Over at Amy Wellborn's Open Book, I made this comment last week:
Something occurs we may see in the next few days . . .
If Bush wants to pick Alberto Gonzales -- knowing conservatives and prolifers have a problem with him -- the smart thing to do would be to get conservative pundits and columnists to start writing about how misunderstood Gonzales is, that he's actually sheep in wolf's clothing, that he'd actually turn out to be kind of "secret weapon" because he's actually great, but misunderstood, and so picking him would be really good news, because the liberals would think he was pro-Roe when -- just entre nous -- he's a secret prolifer, etc.
It may not happen; but if you see pundits and columnists telling this story, watch out!
I'm pretty sure the White House and the GOP have tried this; but so far, the Right is staying solid as far as Gonzales and the Supreme Court.
Today, I read this by Fred Barnes at The Weekly Standard. I worked with Fred when I was in Washington and was impressed with him.
I have to say, too many of the "conservative" pundits and opinion-writers I met or worked with, while well intentioned, ended up being unreliable for various reasons. Either they were not sufficiently informed, or their judgment was too shallow, or they are suckers for "trick plays" that are offered as substitutes for the long, often arduous work of actually winning the policy in view.
Or, they were too susceptible to the GOP's self-serving claims: the GOP, naturally, wants to co-opt various movements and causes the conservative movement pursues, and wants the supporters of those causes to see the GOP as the certain and utterly trustworthy advocate of those causes. GOPers shriek like scalded cats whenever anyone dares to question their commitment to causes like pro-life, Right to Work, lower taxes, smaller government, gun rights, property rights, and so forth. Or they weep copious tears to think they are so misunderstood, so unloved.
This is not to bash the GOP, though it is tempting; pro-lifers should never, ever forget that the Supreme Court that has given us Roe v.

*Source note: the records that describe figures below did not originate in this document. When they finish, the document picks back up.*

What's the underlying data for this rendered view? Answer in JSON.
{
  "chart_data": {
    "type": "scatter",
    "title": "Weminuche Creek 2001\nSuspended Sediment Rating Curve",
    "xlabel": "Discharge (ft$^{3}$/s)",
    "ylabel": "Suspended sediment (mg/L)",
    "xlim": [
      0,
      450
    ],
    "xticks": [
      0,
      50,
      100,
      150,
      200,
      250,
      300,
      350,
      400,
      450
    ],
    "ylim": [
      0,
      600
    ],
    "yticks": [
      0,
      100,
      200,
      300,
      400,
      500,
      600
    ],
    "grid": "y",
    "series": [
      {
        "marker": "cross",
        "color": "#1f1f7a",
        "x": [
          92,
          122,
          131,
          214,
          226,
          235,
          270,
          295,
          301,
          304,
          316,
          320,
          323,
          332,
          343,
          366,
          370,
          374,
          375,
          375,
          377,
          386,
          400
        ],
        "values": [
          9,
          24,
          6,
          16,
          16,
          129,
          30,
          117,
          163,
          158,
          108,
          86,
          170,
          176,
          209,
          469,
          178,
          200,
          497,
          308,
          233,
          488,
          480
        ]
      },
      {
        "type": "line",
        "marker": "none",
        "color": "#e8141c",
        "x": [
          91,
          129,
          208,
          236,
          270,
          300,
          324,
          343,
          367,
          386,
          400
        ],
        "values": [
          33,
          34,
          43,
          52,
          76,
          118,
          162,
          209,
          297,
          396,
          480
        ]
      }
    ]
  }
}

Wade, and any number of pro-abortion rulings since, has been a Republican-dominated court! So it's simply absurd to accept the "Trust us" response from the GOP. The Republican Party's job is to build its own organization and power. The job of citizens who got involved in politics, and GOP politics in particular, because they care about issues, is to hold the politicians', and the party's, feet to the fire. Always, always, always.
President Bush may not like it that pro-lifers question Attorney General Gonzales' suitability for the Supreme Court, and he may prefer it if we nodded docilely like those dog dolls people used to put in their rear windows, but sorry, no deal. Mr. Gonzales has a record as a judge in Texas, and he cast at least one pro-abortion vote; and it was then-Governor Bush who put him on the court there. It's fair game.
It may be the job of the GOP, including our GOP President, to tell pro-lifers to pipe down "for the sake of the party"; but it's the job of pro-lifers to respond, "with respect, Mr. President, you work for us; we don't work for you."